The Geiger counter is fundamental to popular entertainment, especially in sci-fi films in which a scientist carrying a device the size of a shoebox waves a wand over some object and a crackling noise is heard. Everyone looks at one another in an ominous way: it’s (cue the startling music) radiation!
The device takes its name from its principal inventor, Johannes Wilhelm Geiger, born 30 September 1882 in Neustadt, Germany. His father, Wilhelm Ludwig Geiger, was a professor at the University of Erlangen, and young Hans earned a PhD there in 1906, studying physics and mathematics.

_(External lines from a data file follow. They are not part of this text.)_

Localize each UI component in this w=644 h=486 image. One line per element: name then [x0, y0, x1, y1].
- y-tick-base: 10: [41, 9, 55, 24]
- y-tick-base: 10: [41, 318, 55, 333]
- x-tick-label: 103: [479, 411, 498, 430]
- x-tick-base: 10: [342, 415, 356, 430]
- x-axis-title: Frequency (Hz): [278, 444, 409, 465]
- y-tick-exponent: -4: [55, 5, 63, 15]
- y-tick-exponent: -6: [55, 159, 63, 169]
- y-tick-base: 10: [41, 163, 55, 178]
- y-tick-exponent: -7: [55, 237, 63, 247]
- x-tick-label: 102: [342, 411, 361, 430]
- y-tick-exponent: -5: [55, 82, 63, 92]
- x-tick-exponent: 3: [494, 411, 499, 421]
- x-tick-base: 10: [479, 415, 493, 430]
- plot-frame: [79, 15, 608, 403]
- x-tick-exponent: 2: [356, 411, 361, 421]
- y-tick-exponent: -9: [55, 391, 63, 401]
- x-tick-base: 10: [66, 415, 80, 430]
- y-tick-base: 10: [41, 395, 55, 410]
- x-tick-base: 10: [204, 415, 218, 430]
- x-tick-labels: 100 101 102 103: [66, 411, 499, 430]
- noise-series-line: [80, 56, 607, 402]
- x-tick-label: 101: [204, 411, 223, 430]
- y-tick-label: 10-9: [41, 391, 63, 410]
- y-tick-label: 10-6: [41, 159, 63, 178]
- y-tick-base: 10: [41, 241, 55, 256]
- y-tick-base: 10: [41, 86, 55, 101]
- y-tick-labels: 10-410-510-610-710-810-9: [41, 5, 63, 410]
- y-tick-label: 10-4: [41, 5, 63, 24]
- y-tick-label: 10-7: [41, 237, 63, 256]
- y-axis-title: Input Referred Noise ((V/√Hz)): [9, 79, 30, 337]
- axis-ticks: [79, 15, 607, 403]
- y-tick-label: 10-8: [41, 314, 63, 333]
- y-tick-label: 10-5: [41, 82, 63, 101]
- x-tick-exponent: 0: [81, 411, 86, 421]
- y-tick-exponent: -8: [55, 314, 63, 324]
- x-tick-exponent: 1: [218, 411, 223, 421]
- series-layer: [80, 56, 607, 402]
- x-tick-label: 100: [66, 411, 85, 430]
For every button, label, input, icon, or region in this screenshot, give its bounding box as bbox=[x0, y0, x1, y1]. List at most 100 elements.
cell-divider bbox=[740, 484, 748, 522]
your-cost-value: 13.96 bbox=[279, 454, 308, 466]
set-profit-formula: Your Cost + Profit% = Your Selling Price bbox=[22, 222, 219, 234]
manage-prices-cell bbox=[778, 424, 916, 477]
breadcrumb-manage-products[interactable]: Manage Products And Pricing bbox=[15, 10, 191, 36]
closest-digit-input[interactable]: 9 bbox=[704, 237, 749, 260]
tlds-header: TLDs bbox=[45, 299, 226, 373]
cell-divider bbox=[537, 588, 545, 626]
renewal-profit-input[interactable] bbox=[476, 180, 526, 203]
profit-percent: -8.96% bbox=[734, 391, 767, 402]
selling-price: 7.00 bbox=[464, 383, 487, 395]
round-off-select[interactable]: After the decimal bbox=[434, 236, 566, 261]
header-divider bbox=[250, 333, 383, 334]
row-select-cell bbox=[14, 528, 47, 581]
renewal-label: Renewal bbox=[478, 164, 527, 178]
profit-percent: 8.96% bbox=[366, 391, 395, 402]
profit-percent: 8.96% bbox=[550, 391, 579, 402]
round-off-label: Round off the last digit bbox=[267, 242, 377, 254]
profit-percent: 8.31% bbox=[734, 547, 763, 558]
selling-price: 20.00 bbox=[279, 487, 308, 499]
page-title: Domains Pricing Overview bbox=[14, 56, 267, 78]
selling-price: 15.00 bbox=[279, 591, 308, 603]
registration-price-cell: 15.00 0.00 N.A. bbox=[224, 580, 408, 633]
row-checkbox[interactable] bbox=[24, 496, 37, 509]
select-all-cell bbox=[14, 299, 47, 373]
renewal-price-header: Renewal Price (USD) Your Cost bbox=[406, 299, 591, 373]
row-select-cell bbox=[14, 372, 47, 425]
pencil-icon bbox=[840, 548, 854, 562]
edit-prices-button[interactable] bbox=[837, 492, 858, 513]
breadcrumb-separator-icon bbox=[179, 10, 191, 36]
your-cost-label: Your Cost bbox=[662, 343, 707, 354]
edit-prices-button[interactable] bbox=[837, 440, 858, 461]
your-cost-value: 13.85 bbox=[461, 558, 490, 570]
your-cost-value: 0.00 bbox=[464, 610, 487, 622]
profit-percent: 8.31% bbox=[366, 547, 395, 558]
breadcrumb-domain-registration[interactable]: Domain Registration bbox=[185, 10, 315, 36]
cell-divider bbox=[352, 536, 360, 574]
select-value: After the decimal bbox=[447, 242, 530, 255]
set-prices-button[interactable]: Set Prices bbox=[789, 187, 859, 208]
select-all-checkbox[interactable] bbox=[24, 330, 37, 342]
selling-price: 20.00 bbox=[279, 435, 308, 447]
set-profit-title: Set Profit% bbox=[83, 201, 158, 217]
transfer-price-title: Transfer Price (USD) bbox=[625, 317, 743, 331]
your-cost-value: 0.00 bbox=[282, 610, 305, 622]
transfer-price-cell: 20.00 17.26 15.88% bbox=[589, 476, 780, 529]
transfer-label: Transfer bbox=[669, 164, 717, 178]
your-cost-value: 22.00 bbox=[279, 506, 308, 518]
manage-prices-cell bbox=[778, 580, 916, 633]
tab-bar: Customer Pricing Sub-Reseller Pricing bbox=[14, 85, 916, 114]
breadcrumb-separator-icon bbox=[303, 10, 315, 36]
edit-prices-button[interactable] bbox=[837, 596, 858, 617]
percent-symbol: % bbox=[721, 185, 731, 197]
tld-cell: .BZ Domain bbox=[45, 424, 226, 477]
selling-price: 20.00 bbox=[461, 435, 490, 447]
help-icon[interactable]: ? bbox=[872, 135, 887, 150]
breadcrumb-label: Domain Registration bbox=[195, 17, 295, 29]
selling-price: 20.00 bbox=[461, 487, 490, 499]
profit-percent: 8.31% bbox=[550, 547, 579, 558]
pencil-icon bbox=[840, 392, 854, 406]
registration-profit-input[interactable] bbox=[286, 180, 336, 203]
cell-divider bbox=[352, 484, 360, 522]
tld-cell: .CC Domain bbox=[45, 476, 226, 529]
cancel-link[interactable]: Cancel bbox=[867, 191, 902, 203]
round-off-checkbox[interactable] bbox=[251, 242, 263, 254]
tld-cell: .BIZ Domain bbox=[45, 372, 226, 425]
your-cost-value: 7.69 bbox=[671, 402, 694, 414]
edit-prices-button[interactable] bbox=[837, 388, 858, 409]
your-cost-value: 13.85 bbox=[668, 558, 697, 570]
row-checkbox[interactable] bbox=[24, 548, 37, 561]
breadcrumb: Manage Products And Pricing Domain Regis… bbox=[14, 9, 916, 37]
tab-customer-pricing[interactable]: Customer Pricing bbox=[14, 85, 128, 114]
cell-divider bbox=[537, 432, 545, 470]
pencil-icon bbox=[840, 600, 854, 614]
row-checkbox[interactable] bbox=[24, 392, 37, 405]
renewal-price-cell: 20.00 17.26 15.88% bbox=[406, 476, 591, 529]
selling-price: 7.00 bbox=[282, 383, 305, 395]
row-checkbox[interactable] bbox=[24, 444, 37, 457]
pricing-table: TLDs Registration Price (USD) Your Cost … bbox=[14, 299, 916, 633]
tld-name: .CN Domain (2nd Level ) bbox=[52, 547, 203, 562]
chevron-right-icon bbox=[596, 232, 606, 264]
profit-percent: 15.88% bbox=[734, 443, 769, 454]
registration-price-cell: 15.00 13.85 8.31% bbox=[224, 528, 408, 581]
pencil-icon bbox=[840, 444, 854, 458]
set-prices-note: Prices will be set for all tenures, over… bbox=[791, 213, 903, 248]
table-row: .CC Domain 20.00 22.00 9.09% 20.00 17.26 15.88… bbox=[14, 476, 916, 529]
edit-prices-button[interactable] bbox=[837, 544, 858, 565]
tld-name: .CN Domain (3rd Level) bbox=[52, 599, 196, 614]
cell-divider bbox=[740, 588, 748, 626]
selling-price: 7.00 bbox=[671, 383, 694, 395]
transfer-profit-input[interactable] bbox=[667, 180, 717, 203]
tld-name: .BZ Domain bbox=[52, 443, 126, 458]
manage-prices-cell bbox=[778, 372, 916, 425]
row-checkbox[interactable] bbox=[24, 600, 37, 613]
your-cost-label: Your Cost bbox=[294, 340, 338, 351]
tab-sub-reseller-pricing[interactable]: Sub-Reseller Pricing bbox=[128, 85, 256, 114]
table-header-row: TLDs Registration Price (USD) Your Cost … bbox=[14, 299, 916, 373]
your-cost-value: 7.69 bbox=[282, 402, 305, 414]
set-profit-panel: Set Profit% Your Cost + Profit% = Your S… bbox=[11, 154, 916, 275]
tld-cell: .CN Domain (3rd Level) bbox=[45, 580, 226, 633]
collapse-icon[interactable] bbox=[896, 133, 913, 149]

Geiger’s thesis was on the behaviour of gases, following on from the work of 19th century British physicist John Dalton, whose research into gases led to findings that became known as Dalton’s Atomic Theory.
The work earned Geiger a fellowship that brought him to Britain and the University of Manchester, where he joined a team of researchers led by New Zealand-born physicist Ernest Rutherford, winner of the 1908 Nobel prize for chemistry.

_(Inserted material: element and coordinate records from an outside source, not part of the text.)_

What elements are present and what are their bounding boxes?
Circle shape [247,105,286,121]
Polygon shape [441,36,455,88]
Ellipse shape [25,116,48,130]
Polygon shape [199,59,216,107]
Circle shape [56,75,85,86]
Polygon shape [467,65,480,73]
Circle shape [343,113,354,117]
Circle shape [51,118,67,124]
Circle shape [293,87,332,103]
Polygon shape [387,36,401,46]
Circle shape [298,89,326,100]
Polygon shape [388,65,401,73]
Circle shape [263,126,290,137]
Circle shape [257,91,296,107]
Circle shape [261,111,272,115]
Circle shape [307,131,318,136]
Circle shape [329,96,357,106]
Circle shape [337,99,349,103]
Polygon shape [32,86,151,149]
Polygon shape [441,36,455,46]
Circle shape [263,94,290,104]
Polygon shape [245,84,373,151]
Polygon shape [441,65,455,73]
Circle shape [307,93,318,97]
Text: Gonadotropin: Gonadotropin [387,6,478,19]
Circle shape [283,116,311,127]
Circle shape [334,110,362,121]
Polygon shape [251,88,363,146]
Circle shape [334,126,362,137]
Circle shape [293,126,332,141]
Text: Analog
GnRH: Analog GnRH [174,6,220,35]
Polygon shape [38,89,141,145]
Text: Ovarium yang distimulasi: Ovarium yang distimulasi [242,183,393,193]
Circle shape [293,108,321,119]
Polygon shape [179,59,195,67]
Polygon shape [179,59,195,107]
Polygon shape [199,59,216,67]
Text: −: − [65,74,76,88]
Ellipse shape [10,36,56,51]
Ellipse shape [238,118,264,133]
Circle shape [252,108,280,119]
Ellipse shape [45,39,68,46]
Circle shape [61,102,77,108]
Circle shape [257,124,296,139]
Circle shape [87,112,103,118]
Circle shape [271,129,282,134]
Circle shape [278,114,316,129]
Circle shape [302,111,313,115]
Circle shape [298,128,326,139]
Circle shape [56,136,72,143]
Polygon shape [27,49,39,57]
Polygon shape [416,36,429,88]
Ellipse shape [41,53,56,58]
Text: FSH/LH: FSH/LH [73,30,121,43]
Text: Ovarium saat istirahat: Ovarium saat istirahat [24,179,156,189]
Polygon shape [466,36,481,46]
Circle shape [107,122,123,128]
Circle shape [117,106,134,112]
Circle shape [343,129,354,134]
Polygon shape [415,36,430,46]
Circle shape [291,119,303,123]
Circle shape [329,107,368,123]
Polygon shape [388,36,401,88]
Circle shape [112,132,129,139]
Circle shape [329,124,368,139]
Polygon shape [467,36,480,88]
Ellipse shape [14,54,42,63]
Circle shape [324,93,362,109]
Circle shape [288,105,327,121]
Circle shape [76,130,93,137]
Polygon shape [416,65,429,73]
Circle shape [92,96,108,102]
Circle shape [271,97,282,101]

Rutherford was studying the findings of British scientist JJ Thomson, who in the late 1890s theorised that the atom, rather than being a solid piece of matter, was a bounded region of positive charge occupied by negative charges, which he believed to be electrons – a theory of atomic structure that became known as the “plum pudding” model.

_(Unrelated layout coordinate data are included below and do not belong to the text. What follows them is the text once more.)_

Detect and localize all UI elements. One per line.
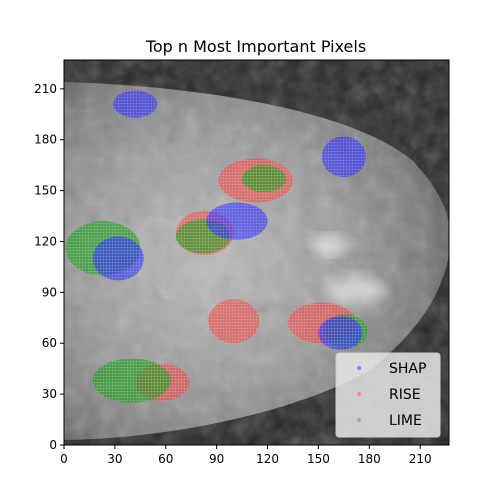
shap-region (321, 136, 366, 178)
y-tick-label: 150 (34, 184, 57, 198)
axes-frame (63, 59, 450, 446)
shap-region (92, 236, 144, 281)
legend-marker-shap (357, 366, 361, 370)
plot-area (64, 60, 449, 445)
legend-label-lime: LIME (389, 413, 422, 429)
x-tick-label: 0 (60, 452, 68, 466)
x-tick-label: 120 (256, 452, 279, 466)
legend-box (335, 352, 441, 438)
legend: SHAP RISE LIME (335, 352, 441, 438)
x-tick-label: 60 (158, 452, 173, 466)
legend-marker-rise (357, 392, 361, 396)
legend-marker-lime (357, 418, 361, 422)
x-tick-label: 180 (358, 452, 381, 466)
legend-label-shap: SHAP (389, 361, 426, 377)
x-tick-label: 90 (209, 452, 224, 466)
shap-region (113, 90, 158, 118)
y-tick-label: 30 (42, 387, 57, 401)
attribution-regions (65, 90, 368, 403)
y-tick-label: 210 (34, 82, 57, 96)
y-tick-label: 120 (34, 234, 57, 248)
lime-region (92, 358, 171, 403)
y-tick-label: 0 (49, 438, 57, 452)
x-tick-label: 30 (107, 452, 122, 466)
lime-region (242, 165, 287, 193)
x-tick-label: 210 (409, 452, 432, 466)
x-tick-label: 150 (307, 452, 330, 466)
chart-title: Top n Most Important Pixels (145, 37, 366, 56)
y-axis: 0 30 60 90 120 150 180 210 (34, 82, 64, 452)
rise-region (208, 299, 260, 344)
x-axis: 0 30 60 90 120 150 180 210 (60, 445, 432, 466)
y-tick-label: 90 (42, 285, 57, 299)
shap-region (318, 316, 363, 351)
legend-label-rise: RISE (389, 387, 421, 403)
y-tick-label: 60 (42, 336, 57, 350)
y-tick-label: 180 (34, 133, 57, 147)
shap-region (206, 202, 268, 240)
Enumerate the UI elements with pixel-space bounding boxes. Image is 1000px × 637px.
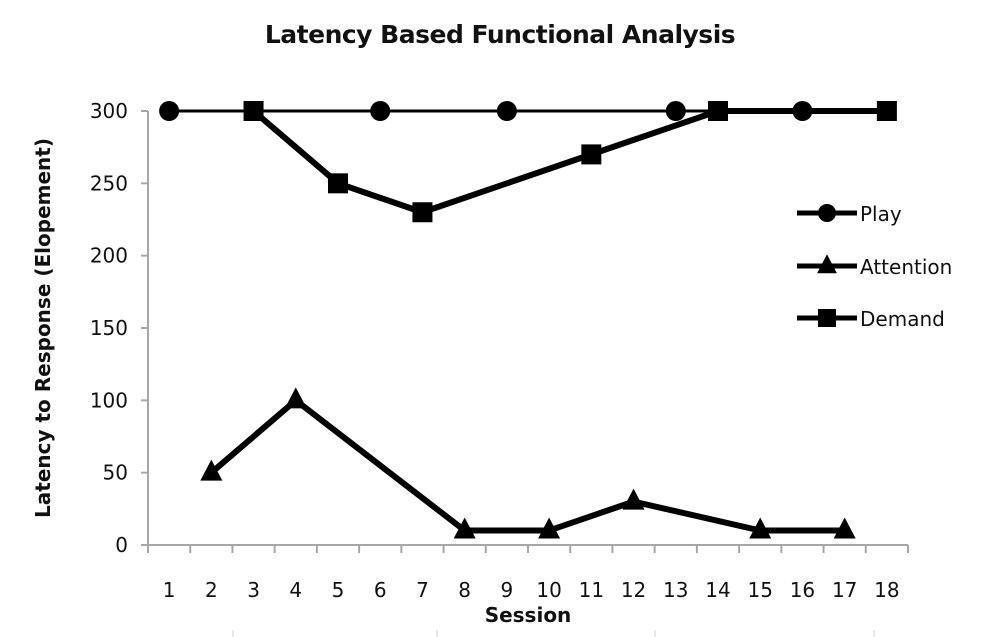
- square-marker: [412, 202, 433, 223]
- triangle-marker: [817, 254, 837, 274]
- x-tick-label: 2: [205, 578, 218, 602]
- chart-title: Latency Based Functional Analysis: [264, 20, 736, 49]
- legend-label: Attention: [860, 255, 952, 279]
- triangle-marker: [622, 488, 645, 510]
- triangle-marker: [200, 459, 223, 481]
- circle-marker: [370, 101, 391, 121]
- square-marker: [876, 101, 897, 121]
- y-tick-label: 150: [90, 316, 128, 340]
- x-axis-title: Session: [485, 603, 572, 627]
- square-marker: [328, 173, 348, 194]
- triangle-marker: [453, 517, 476, 539]
- y-axis-title: Latency to Response (Elopement): [31, 138, 55, 518]
- y-tick-label: 200: [90, 244, 128, 268]
- triangle-marker: [833, 517, 856, 539]
- x-tick-label: 14: [705, 578, 730, 602]
- y-tick-label: 50: [103, 461, 128, 485]
- triangle-marker: [538, 517, 561, 539]
- x-tick-label: 13: [663, 578, 688, 602]
- series-demand: [243, 101, 897, 223]
- x-tick-label: 1: [163, 578, 176, 602]
- series-line: [209, 396, 845, 534]
- x-tick-label: 7: [416, 578, 429, 602]
- series-line: [251, 108, 887, 216]
- x-tick-label: 5: [332, 578, 345, 602]
- square-marker: [818, 309, 836, 327]
- y-tick-label: 250: [90, 171, 128, 195]
- y-tick-label: 100: [90, 388, 128, 412]
- circle-marker: [496, 101, 517, 121]
- square-marker: [708, 101, 728, 121]
- x-tick-label: 16: [790, 578, 815, 602]
- x-tick-label: 6: [374, 578, 387, 602]
- x-tick-label: 15: [747, 578, 772, 602]
- legend: Play Attention Demand: [797, 202, 952, 331]
- x-tick-label: 17: [832, 578, 857, 602]
- triangle-marker: [284, 387, 307, 409]
- circle-marker: [159, 101, 180, 121]
- legend-label: Demand: [860, 307, 945, 331]
- x-tick-label: 11: [579, 578, 604, 602]
- legend-item-demand: Demand: [797, 307, 945, 331]
- x-tick-label: 9: [501, 578, 514, 602]
- x-tick-label: 4: [289, 578, 302, 602]
- series-layer: [159, 101, 897, 539]
- legend-item-attention: Attention: [797, 254, 952, 279]
- legend-label: Play: [860, 202, 902, 226]
- x-tick-label: 12: [621, 578, 646, 602]
- y-tick-label: 0: [115, 533, 128, 557]
- x-tick-label: 8: [458, 578, 471, 602]
- x-tick-label: 10: [536, 578, 561, 602]
- square-marker: [581, 144, 602, 165]
- square-marker: [243, 101, 264, 121]
- x-tick-label: 18: [874, 578, 899, 602]
- circle-marker: [665, 101, 686, 121]
- y-tick-label: 300: [90, 99, 128, 123]
- triangle-marker: [749, 517, 772, 539]
- x-tick-label: 3: [247, 578, 260, 602]
- circle-marker: [818, 204, 836, 222]
- series-attention: [200, 387, 856, 539]
- legend-item-play: Play: [797, 202, 902, 226]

Beginning in 1908, in what became known as “the gold foil experiments”, Rutherford set out to examine the effect of x-rays on various materials and the particles emitted by uranium and its compounds.
Working with Geiger and a student from New Zealand, Ernest Marsden, he sent beams of particles from a radioactive source onto and through a thin layer of gold foil and onto a zinc sulfide screen that would show a small flash of light when hit by a particle. They then had to try to count each flash of light given off by the screen.
To make it easier to observe the results of their experiments, Geiger built a device that could automatically detect individual alpha particles. This helped them identify the nucleus of the atom and led to Rutherford’s largely correct planetary model of the atom.
Geiger returned to Germany in 1912 as head of the National Institute of Science and Technology in Berlin, where he continued his studies on atomic structure and radiation counting until World War I intervened in 1914. He then served as an artillery officer in the German army.
Marc Shampo, writing in the December 2011 edition of the journal Mayo Clinic Proceedings, says Geiger took his first teaching position in 1925 at the University of Kiel, in northern Germany. He and his first PhD student, Walther Muller, improved the sensitivity, performance, and durability of Geiger’s counter, which became known as the “Geiger-Muller counter”.
“It could detect not only alpha particles but also beta particles (electrons) and ionising photons,” Shampo says.
An article in the 2007 edition of the US-based National Radiation Instrument Catalogue describes the workings of the Geiger-Muller counter. It “typically consists of a cylinder, called a Geiger tube, capped with a thin material such as mica through which radiation can penetrate. The cylinder is filled with inert gas and connected to a voltage source. Down the middle of the cylinder runs a wire or needle that functions as a positive electrode; the cylinder wall is a negative electrode.
“When a particle of radiation penetrates the cap of the tube, it knocks a charged particle off a gas atom inside, thus ionizing it,” the article continues. “This displaced particle then heads, depending on its charge, either toward the positively charged wire or the negatively charged cylinder wall. This sets in motion an ionising avalanche: More and more particles get knocked off gas atoms as the first one rushes toward the electrode attracting it. This flurry of particles creates an electrical pulse when it hits the electrode, which is then amplified so it can be observed, usually as a clicking sound. The number of clicks generated per second by a Geiger counter indicates the intensity of the radiation it is measuring.”
Modern versions of the Geiger counter use the halogen tube invented in 1947 by Sidney Liebson, the article adds.
During World War II, Geiger had a role in Germany’s attempt to develop an atomic bomb but in June 1945 he fled Berlin and then to Potsdam, where he died on 24 September 1945.